Thursday, February 27, 2020
The National Dilemma or Trudeau's (Sophie's) Choice
An Angus Reid poll finds that Canadians are split, almost half and half, on the Wet'suet'en/Coastal Gaslink demonstrations and blockades. 47 per cent support 'patience and dialogue' while 53 per cent want the blockades brought down using 'whatever force is necessary.' It's Ipperwash by a nose.
I suppose it's a safe bet that the company's polling base was under-represented among First Nations populations and so this may be weighted toward the non-FN majority.
A lot (78%) are worried that the protests have damaged Canada's reputation as a place for investment. There you go.
On a party basis, Tory respondents are far more on the economy/law and order side (89%). Justin's Liberals, however, give the edge to indigenous rights/environment by 55%. Only 24% of New Dems chose the economy/law and order option. I wonder what Horgan is going to make of that, especially if this turns ugly.
Team "Use of Force" or, as I call them, the Tories, support the force option by a bloodthirsty 89 per cent. The Libs and New Dems favour the talking option by 60 and 79 per cent respectively.
Respondents were asked whether they thought the protesters were 'troublemakers' or 'committed people taking a stand on something they feel strongly about.' BC was evenly split. Alberta and Saskatchewan, however, were heavily on the troublemaker option. Ontario, Quebec and Atlantic Canada give a solid nod to the protesters.
It looks like the media slant has scored a hit with the population. Canadians have bought into 'elected chiefs' as the proper voice of First Nations. And, by wildly huge numbers, they're ready to put the blame on Trudeau for the whole mess. Only Liberals support the prime minister and, even then, by a 50/41 per cent margin.

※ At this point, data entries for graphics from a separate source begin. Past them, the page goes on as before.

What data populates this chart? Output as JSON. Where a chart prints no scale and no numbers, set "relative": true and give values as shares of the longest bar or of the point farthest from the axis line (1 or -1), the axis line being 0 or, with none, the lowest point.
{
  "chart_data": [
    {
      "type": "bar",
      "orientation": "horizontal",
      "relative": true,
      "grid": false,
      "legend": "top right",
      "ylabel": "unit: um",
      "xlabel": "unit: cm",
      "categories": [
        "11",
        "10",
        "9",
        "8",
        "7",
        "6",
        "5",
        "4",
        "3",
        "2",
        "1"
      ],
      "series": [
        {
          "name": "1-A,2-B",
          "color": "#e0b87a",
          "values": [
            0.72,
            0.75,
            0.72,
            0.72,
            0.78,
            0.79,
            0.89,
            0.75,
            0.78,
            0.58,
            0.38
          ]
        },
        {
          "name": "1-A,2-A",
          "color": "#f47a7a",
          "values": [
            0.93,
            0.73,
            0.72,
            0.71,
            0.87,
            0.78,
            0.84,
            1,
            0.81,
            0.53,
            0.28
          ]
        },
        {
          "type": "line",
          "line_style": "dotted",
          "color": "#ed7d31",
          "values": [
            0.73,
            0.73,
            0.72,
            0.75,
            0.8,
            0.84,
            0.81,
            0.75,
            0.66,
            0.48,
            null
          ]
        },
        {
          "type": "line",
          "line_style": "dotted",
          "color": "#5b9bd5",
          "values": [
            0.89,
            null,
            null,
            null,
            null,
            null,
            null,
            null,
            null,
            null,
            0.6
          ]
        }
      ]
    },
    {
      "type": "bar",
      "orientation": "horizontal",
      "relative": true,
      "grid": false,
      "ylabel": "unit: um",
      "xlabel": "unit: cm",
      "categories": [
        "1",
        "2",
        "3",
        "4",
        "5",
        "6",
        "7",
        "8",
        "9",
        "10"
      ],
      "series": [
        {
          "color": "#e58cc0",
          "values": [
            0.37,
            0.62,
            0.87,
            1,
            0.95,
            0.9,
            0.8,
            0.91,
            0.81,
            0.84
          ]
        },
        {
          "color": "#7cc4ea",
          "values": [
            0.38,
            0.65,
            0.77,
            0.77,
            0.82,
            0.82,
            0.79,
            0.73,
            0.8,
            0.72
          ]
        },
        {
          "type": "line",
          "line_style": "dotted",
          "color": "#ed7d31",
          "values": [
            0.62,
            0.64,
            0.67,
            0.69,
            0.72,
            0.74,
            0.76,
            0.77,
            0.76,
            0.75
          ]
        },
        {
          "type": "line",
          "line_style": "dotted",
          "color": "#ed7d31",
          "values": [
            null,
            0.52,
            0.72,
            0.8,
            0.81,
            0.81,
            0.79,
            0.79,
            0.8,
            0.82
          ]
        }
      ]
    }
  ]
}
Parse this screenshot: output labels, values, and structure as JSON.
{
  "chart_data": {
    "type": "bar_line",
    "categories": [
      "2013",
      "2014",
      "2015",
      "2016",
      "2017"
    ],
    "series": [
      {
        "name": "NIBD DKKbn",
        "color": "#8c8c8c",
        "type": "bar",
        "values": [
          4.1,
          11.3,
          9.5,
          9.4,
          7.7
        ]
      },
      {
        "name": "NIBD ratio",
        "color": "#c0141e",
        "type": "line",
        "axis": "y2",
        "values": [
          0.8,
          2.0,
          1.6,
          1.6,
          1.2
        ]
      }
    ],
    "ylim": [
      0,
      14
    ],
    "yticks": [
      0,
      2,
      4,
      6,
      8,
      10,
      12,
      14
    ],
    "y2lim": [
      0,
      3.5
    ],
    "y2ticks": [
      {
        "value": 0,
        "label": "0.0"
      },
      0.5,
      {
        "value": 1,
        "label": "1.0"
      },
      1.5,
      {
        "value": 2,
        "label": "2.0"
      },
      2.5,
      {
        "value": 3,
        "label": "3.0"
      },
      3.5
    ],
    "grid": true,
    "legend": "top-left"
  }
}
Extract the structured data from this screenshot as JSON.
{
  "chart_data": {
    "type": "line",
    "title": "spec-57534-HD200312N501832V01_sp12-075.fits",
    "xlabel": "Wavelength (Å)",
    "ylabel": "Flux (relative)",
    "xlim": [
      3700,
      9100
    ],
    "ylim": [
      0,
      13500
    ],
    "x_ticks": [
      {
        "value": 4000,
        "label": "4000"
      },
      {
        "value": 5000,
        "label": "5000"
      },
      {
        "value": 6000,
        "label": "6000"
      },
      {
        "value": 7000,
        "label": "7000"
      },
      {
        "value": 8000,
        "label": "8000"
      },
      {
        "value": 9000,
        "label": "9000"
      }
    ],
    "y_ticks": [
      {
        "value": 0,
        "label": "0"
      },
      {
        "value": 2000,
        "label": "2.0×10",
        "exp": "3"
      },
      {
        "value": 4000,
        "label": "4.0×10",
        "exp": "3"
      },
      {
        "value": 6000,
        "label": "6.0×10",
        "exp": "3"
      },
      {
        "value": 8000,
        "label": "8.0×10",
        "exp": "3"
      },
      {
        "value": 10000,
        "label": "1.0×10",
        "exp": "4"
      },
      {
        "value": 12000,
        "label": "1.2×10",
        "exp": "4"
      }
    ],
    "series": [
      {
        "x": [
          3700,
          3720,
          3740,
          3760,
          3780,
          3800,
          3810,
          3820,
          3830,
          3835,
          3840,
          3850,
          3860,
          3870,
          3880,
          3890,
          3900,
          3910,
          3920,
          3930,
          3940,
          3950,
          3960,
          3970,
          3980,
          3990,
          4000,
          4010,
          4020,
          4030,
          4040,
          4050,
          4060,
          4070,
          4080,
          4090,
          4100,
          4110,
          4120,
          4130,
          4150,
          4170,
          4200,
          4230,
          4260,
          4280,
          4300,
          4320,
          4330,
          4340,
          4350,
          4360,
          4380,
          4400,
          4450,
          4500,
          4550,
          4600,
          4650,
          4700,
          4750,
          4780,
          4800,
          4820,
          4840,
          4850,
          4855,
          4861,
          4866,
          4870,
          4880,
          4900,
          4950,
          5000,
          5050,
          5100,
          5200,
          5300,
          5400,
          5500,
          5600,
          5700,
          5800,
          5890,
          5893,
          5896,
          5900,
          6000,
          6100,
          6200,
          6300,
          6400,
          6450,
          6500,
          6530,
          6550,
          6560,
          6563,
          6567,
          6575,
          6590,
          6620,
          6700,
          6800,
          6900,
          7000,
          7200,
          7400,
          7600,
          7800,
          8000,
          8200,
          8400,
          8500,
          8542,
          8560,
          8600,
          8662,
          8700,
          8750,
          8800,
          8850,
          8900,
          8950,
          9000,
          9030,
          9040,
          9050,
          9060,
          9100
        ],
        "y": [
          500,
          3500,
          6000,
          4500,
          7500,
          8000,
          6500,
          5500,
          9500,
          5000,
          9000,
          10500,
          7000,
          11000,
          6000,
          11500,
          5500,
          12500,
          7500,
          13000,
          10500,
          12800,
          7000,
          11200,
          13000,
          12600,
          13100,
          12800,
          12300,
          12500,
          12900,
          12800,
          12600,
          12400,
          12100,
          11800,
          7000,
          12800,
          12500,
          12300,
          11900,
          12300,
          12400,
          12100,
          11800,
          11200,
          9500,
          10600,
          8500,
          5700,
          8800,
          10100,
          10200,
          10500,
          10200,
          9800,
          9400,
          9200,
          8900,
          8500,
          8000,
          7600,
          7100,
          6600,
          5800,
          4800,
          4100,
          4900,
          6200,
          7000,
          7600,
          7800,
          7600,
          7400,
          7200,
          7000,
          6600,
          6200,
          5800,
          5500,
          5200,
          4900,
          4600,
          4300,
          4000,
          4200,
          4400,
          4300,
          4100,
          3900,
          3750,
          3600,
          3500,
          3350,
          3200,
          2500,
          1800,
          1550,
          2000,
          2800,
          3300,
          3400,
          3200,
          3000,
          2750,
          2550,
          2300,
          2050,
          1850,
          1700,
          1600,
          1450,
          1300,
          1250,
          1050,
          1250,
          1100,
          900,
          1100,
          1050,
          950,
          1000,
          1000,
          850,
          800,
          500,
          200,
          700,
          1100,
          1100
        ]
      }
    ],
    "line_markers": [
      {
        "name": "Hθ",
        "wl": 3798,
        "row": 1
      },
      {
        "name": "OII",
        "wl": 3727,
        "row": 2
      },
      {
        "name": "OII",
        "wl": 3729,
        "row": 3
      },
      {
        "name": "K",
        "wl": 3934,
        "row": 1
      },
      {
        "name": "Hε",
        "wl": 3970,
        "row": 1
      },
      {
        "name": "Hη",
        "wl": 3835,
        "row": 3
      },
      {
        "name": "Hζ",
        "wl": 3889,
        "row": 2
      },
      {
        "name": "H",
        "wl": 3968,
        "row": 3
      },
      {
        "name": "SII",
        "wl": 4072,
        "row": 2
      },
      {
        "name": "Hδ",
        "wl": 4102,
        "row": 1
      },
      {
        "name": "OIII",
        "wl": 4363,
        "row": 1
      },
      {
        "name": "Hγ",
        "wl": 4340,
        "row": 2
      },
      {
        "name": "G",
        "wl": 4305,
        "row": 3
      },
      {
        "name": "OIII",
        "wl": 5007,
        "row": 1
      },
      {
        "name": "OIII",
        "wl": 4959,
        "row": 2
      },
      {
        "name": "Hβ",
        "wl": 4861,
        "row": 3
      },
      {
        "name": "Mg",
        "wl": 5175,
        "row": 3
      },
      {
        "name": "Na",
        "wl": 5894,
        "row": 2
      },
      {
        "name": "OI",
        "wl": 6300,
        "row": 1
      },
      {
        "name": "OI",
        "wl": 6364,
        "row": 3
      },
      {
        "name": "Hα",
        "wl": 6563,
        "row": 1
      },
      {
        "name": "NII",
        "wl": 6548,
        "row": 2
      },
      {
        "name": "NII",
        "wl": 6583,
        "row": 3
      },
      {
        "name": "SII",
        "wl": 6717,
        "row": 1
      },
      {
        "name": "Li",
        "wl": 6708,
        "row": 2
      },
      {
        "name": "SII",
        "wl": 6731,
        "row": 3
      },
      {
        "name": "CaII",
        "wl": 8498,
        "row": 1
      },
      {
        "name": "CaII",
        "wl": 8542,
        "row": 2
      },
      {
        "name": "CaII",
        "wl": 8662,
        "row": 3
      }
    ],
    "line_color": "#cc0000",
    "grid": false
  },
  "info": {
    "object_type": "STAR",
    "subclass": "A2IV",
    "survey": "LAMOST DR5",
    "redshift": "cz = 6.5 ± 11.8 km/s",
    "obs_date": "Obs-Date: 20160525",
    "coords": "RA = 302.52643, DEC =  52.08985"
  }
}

For the other players it's also dismal. Horgan is polling at 18 per cent. Kenney's numbers mirror Trudeau's - 50 yea to 40 nay. Ford comes in even lower than Horgan at a dreary 15 per cent. Legault's numbers are favourable but not by that much, 41 to 37 per cent.
No one is looking good on this. That, I expect, will make Horgan and Trudeau hesitant to use muscle lest something goes horribly wrong and they get their very own Ipperwash and hand the First Nations another Dudley George.
Added into their political calculus has to be the Coastal Gaslink venture and whether the gas line to Kitimat is any more economically valid than Teck's Frontier mine proposal. Nobody in Asia is paying $9/million BTU for methane. They're barely paying half that. And with massive new gas fields reportedly being discovered in the Russian sector of the Arctic Ocean, Canada's break even price may be a distant memory. Is that worth fighting over?